The structure of 2,3-dicarboxy-1-methylpyridinium chloride (1) has been studied by X-ray diffraction, DFT calculations, NMR, FTIR and Raman spectra. The crystals are monoclinic, space group P21/c. Chloride anion links two 2,3-dicarboxy-1-methylpyridinium cations into infinite zigzag chains down the [0 0 1] direction by the OH⋯Cl−⋯HO hydrogen bonds of 2.970(2) and 3.011(2) Å. Hydrogen bond lengths in single molecules (2–4) optimized by the B3LYP/6-311++G(d,p) approach depend on the environment and intramolecular O·H·O hydrogen bond. Linear correlations between the experimental 13C and 1H chemical shifts (δexp) of the investigated compound in DMSO-d6 and the GIAO/B3LYP/6-311++G(d.p) magnetic isotropic shielding constants (σcalc) calculated using the screening solvation model (COSMO), δexp = a + b σcalc, are reported. The FTIR spectrum of the solid compound is consistent with the X-ray structure.
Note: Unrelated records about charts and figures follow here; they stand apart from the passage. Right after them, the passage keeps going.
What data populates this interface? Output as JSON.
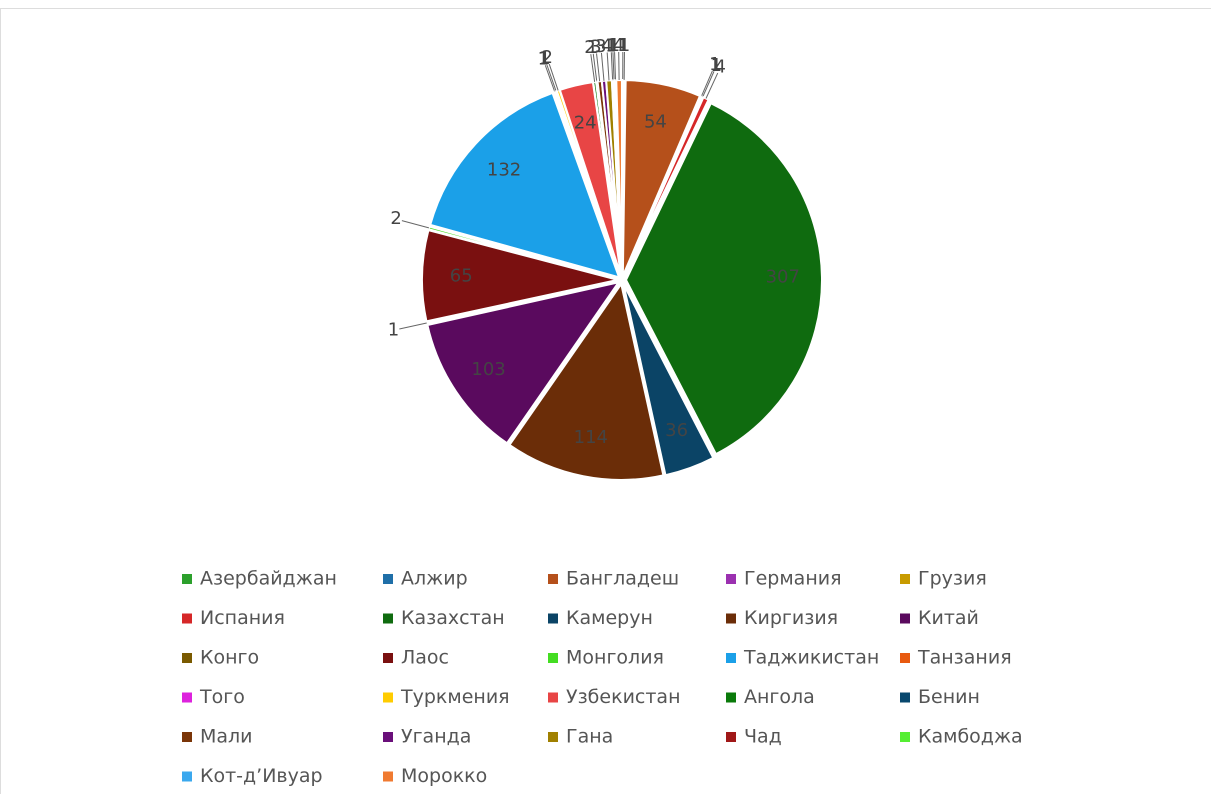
{
  "chart_data": {
    "type": "pie",
    "categories": [
      "Азербайджан",
      "Алжир",
      "Бангладеш",
      "Германия",
      "Грузия",
      "Испания",
      "Казахстан",
      "Камерун",
      "Киргизия",
      "Китай",
      "Конго",
      "Лаос",
      "Монголия",
      "Таджикистан",
      "Танзания",
      "Того",
      "Туркмения",
      "Узбекистан",
      "Ангола",
      "Бенин",
      "Мали",
      "Уганда",
      "Гана",
      "Чад",
      "Камбоджа",
      "Кот-д’Ивуар",
      "Морокко"
    ],
    "values": [
      1,
      1,
      54,
      1,
      1,
      4,
      307,
      36,
      114,
      103,
      1,
      65,
      2,
      132,
      1,
      1,
      2,
      24,
      2,
      1,
      3,
      3,
      4,
      1,
      1,
      1,
      4
    ],
    "colors": [
      "#2ca02c",
      "#1f6fa8",
      "#b5501b",
      "#9b30b0",
      "#c89b00",
      "#d62728",
      "#0f6b0f",
      "#0b4466",
      "#6b2d08",
      "#5a0a5e",
      "#7a5a00",
      "#7a1010",
      "#44dd22",
      "#1ba0e8",
      "#e85a10",
      "#dd22dd",
      "#ffcc00",
      "#e84545",
      "#0a7a0a",
      "#08486e",
      "#7a3508",
      "#6a0f7a",
      "#a08000",
      "#a01818",
      "#55ee33",
      "#3aa8ee",
      "#f07a30"
    ]
  }
}
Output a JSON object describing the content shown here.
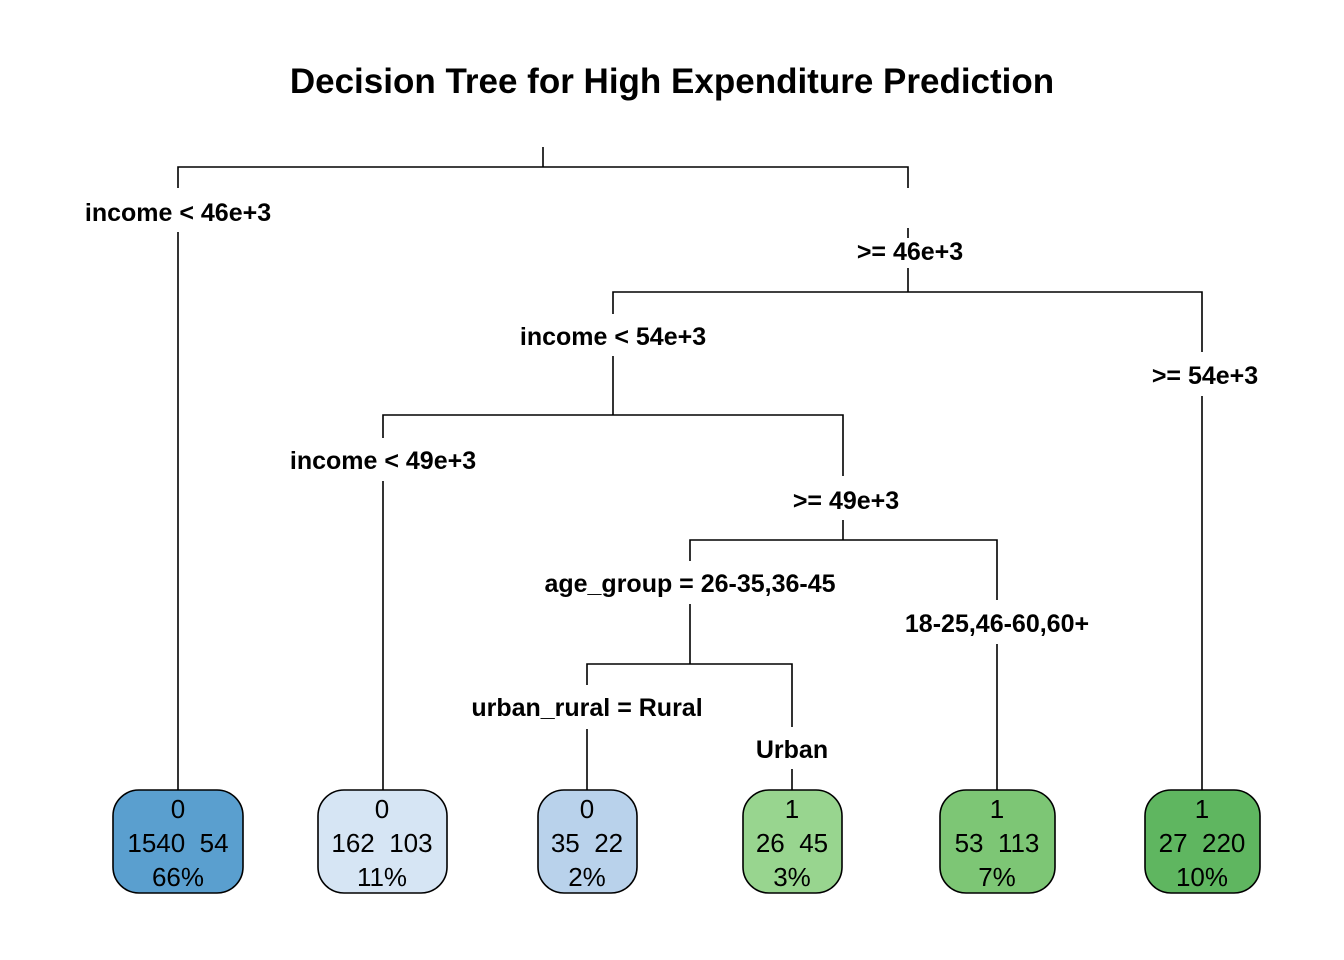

The deformation in-plane and out-of-plane OH vibrations, both in FTIR and second-derivative (d2) spectra, appear as two bands consistent with the OH⋯Cl−⋯HO arrangement.

► Chloride anion links two 2,3-dicarboxy-1-methylpyridinium cations into infinite zigzag chains.
► Chloride anion is engaged in OH⋯Cl−⋯HO hydrogen bonds.
► Two δOH and two γOH bands appear in FTIR spectrum.
► In optimized molecule by the B3LYP/6-311++G(d,p) proton is not transferred.